In the past two weeks, J.Crew, Neiman Marcus and Stage Stores have filed for bankruptcy protection. J.C. Penney appears on the verge of following them. UBS estimates that roughly 100,000 stores could shutter over the next five years.
“The whole economic model is unraveling,” Neil Saunders, managing director of GlobalData Retail. “This is going to be very painful. For some, it’s going to be fatal.”
Retailers are being imperiled not only by business shutdowns mandated by states and localities but also by a record loss of 36 million jobs over the past two months. The unemployed typically pull back sharply on retail purchases.
An April analysis by a group of academic economists found that a one-month closure could wipe out 31 percent of non-grocer retailers.
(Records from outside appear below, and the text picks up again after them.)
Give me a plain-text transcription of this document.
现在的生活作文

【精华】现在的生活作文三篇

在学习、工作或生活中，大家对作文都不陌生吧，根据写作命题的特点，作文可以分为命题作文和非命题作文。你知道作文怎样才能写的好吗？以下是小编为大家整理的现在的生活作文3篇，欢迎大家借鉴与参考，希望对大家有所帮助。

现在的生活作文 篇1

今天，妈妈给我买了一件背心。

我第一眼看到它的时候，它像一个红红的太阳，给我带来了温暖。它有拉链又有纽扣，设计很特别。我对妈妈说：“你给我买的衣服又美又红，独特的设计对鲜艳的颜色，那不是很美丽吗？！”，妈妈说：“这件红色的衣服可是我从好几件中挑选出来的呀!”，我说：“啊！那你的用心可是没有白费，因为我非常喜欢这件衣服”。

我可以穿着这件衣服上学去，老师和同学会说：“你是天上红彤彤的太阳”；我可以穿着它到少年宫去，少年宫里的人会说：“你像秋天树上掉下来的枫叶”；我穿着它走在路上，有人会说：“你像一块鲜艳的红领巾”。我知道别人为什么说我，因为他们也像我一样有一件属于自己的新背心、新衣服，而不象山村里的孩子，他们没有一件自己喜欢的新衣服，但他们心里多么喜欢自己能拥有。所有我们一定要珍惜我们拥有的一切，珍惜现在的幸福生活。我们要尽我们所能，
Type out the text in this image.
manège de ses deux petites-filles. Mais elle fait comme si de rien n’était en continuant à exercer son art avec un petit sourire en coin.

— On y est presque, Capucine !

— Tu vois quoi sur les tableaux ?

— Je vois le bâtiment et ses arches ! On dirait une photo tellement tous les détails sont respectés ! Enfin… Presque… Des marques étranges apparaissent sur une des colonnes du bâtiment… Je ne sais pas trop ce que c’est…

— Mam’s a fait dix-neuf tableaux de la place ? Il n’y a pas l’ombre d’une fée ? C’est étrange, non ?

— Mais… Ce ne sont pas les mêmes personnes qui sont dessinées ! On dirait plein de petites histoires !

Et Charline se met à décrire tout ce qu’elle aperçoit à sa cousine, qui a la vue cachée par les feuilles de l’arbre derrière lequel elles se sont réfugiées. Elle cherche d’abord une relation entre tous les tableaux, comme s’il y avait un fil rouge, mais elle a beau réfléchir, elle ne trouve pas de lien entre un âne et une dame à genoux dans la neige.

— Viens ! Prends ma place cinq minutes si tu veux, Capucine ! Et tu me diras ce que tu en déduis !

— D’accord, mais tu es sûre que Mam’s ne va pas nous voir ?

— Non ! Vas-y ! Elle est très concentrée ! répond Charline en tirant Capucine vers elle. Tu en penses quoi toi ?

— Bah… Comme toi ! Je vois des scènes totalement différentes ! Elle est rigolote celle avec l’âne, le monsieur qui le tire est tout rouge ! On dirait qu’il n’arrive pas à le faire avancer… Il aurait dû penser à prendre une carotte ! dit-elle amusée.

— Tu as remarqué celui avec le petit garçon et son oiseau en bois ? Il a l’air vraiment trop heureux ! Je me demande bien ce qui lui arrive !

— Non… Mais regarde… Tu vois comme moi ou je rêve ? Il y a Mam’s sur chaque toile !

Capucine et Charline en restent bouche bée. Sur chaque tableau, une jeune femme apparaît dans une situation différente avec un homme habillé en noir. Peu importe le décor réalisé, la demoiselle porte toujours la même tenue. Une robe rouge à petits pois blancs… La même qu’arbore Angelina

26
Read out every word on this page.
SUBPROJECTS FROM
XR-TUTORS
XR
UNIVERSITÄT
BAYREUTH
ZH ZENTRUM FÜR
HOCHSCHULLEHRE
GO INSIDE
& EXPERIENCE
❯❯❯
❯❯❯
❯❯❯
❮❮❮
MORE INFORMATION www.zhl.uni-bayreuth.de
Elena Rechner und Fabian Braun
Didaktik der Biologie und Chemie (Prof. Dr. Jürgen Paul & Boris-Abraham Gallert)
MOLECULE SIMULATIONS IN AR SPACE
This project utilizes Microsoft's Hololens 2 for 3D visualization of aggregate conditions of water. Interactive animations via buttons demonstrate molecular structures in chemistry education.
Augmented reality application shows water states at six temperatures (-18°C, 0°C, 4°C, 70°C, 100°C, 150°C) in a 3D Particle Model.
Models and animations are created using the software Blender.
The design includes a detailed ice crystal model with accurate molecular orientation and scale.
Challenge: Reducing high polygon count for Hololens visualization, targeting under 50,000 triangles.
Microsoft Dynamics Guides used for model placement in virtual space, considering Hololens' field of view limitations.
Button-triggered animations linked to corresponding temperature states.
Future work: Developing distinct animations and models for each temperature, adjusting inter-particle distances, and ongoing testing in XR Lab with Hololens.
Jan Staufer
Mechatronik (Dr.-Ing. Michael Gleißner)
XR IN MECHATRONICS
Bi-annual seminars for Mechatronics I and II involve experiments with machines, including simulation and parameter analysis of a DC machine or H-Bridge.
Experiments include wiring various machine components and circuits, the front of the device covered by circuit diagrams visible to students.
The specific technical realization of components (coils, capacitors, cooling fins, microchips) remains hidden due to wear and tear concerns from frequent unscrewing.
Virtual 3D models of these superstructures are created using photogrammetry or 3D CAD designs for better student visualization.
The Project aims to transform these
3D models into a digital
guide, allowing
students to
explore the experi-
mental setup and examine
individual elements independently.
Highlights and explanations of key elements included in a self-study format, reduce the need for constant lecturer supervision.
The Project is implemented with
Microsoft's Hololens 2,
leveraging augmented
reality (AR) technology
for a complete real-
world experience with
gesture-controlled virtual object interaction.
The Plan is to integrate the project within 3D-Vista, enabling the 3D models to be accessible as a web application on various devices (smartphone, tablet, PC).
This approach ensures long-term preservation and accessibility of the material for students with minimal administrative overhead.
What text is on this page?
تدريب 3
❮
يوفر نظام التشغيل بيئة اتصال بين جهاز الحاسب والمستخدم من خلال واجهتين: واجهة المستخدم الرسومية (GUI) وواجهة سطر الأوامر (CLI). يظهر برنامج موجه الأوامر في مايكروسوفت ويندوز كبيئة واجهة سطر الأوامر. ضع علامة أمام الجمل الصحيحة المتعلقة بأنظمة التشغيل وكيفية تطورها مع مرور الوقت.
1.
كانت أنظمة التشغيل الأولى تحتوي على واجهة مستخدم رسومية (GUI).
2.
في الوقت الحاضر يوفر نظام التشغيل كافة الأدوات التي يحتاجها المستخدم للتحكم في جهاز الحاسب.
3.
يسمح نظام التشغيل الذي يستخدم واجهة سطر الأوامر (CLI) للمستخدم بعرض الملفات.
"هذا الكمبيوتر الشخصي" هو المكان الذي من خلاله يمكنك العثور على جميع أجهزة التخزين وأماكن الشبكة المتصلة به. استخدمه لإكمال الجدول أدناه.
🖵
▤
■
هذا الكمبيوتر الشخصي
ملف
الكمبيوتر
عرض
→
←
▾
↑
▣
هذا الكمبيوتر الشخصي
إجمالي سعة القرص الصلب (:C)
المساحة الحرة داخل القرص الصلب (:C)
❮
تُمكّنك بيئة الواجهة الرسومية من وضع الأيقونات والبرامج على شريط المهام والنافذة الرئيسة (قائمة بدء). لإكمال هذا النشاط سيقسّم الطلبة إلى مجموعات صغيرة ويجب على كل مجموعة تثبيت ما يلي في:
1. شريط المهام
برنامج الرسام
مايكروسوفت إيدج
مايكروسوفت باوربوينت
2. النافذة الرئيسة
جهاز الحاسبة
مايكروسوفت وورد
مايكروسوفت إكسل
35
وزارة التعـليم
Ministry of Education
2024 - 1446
A four-month closure could force 65 percent to close.
The plunge in retail spending is a key reason why the U.S. economy is contracting. Retail sales account for roughly half of all consumer spending, which fuels about 70 percent of economic activity. The rest of consumer spending includes services like cellphone and internet contracts, gym memberships and child care, as well as home sales, which plunged in March.
With few Americans shopping, traveling, eating out or otherwise spending normally, economists have estimated that the gross domestic product – the broadest gauge of economic activity – is shrinking in the April-June quarter at a roughly 40 percent annual rate. That would be the deepest quarterly drop on record.